“Mythos is just a blip in a long, constantly growing path to high resiliency.”
Cybersecurity founders say Mythos isn't a watershed moment; it's a signal for CISOs to speed up their solutions.
Anthropic's Mythos, an AI model that excels in detecting software vulnerabilities at scale and speed, will not be landing in most security teams' hands anytime soon. After its initial announcement, Anthropic confirmed it would be made available to just a few select companies. For the rest of the industry, it is effectively a preview of what is coming, not a tool they can deploy today.
That distinction matters. The threat is not Mythos itself. It is what Mythos signals: that automated vulnerability discovery at this level of speed and exposure is now possible, and that it will not stay exclusive for long.
For two Israeli startup founders working at the intersection of AI and security, the release is less a turning point than a pressure spike in a trend that has been building for years, and one that most organizations are still underequipped to handle.
Yair Grindlinger, CEO and co-founder of Surf AI, which came out of stealth with $57 million in funding last month, describes the current moment as a triangle of pressures that security teams have never had to manage all at once. Attackers are using AI, making them faster than ever. Organizations are deploying AI internally, creating a new category of assets that themselves need to be secured. And at the same time, leadership is telling security departments to do more with fewer people, because AI is supposed to make everyone more productive.
"They need to be more efficient with AI, while securing AI in their organization, while attackers attack them with AI," he says. "That's a triangle they've never experienced before."
Within that triangle, Mythos sharpens one specific pressure: speed.
"It's not like now they're going to attack us in ways they didn't attack us before," Grindlinger says. "They're going to find vulnerabilities, like they always have, and take advantage of them. They're just going to find them faster and more efficiently, and therefore we have to find those holes first and close them before they do."’
With that in mind, Grindlinger makes a case for Mythos as a net positive: by making vulnerability discovery more accessible, it levels a playing field that has long been tilted toward attackers. Many vulnerabilities that get publicly disclosed have been known and traded on black markets for years before defenders ever hear about them. Mythos changes that dynamic.
"The fact that you didn't know about a vulnerability for 10 years doesn't mean it wasn't used for the last 10 years," he says. "Now we can commoditize those vulnerabilities. We know about them the same day our attackers do."
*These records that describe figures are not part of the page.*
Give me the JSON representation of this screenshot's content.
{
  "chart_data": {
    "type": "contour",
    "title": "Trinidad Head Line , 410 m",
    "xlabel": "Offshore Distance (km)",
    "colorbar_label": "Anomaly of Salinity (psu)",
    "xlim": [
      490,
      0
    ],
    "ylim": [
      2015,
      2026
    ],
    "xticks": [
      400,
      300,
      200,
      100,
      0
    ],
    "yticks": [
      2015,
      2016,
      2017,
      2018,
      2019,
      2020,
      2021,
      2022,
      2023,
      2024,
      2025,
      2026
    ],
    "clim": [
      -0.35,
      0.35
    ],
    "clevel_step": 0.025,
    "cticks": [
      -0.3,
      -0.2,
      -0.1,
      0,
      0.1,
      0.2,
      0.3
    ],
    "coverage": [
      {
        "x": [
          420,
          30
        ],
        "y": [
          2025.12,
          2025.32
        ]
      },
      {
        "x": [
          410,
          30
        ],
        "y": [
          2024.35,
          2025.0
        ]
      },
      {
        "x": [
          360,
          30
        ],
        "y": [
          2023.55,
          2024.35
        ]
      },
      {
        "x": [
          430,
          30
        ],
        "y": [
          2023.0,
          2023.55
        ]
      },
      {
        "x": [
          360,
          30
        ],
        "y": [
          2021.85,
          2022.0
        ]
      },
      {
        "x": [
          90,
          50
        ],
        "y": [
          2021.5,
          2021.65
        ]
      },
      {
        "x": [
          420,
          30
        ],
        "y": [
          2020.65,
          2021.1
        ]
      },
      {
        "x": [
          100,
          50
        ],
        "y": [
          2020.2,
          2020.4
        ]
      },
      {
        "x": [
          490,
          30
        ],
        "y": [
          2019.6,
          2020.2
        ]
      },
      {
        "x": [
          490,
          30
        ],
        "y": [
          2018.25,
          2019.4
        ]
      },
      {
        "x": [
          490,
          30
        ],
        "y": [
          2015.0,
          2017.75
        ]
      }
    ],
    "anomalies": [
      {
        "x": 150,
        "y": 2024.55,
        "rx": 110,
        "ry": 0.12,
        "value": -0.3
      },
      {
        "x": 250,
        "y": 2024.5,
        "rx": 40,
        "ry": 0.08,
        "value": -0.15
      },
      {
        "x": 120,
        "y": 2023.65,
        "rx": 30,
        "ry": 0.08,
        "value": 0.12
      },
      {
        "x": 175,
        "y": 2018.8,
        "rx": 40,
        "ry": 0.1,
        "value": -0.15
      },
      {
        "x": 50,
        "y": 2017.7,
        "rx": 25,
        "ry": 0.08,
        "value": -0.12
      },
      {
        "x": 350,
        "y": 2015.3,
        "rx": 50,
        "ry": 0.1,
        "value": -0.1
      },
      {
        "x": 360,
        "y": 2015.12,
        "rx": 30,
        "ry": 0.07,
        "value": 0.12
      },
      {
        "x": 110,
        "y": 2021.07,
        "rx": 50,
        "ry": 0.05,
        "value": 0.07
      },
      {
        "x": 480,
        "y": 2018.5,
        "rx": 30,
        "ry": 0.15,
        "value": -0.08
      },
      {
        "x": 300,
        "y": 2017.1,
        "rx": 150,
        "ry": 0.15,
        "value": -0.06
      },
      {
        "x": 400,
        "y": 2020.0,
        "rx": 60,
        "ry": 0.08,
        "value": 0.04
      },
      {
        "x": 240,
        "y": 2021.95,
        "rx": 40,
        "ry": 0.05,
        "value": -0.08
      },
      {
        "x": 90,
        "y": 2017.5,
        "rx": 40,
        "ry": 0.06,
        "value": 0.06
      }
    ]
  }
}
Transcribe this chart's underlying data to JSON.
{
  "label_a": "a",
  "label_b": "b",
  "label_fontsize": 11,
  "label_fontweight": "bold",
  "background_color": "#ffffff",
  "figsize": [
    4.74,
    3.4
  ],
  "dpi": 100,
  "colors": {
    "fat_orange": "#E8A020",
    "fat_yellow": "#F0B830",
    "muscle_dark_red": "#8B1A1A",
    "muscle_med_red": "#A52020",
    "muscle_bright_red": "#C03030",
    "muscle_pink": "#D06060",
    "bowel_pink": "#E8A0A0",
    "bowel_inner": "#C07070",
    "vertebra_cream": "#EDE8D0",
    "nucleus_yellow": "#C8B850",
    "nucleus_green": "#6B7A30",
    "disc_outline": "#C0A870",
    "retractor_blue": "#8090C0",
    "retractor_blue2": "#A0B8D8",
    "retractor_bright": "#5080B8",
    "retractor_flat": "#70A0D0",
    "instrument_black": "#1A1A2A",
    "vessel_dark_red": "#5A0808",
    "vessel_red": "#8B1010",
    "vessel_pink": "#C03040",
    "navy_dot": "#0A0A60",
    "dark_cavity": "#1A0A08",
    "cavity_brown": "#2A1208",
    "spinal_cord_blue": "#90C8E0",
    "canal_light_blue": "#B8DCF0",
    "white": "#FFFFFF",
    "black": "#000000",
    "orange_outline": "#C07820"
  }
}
But knowing is only useful if you move quickly. And moving quickly is exactly what most security teams struggle with. Ron Peled, co-founder and COO of Sola Security, points to a problem that predates Mythos and will outlast it: teams are buried in alerts from dozens of tools, most of which turn out to be noise. The real risk is not that a threat goes undetected. It is that the detection gets lost in the pile.
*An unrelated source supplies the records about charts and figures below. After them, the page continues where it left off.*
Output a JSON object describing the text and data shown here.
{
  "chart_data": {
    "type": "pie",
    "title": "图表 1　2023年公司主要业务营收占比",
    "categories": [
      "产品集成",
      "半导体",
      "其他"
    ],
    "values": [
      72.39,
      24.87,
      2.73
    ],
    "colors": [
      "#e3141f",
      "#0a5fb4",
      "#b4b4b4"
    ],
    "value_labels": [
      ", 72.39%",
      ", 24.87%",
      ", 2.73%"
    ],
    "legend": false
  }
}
Peled pushes the point further. Zero-day vulnerabilities, the kind Mythos is specifically designed to surface, are not actually where most breaches happen. The real culprits are more mundane: exposed settings, missed patches, assets that nobody was keeping an eye on.
"Most security incidents today are due to overlooked vulnerabilities and misconfiguration in settings, bad posture – really boring things," Peled says. "You don't need an advanced model like Mythos to identify those."
Mythos raises the stakes around the boring stuff without solving it. That gap is where most organizations remain exposed.
Both Peled and Grindlinger land in the same place: the answer is autonomous, continuous defense. AI systems that monitor every asset in real time and respond to problems without waiting for a human to notice. As AI takes over more of the code-writing process, new code will come out more secure from the start, gradually shrinking the pool of vulnerabilities that defenders need to chase.
"I imagine a security team a year from today that has their own practitioners, but also a range of very intelligent, context-aware agents that know everything about the environment," Peled says. "Agents that don't hand you a list of findings, but actually solve the problem."
The optimism is genuine, but it comes with a stopwatch attached. Organizations that treat Mythos as a one-time event to react to are already behind the ones that have recognized it as a permanent shift in how security has to operate.
"Mythos is not an event," Grindlinger says. "Mythos is just a blip in a long, constantly growing path to high resiliency."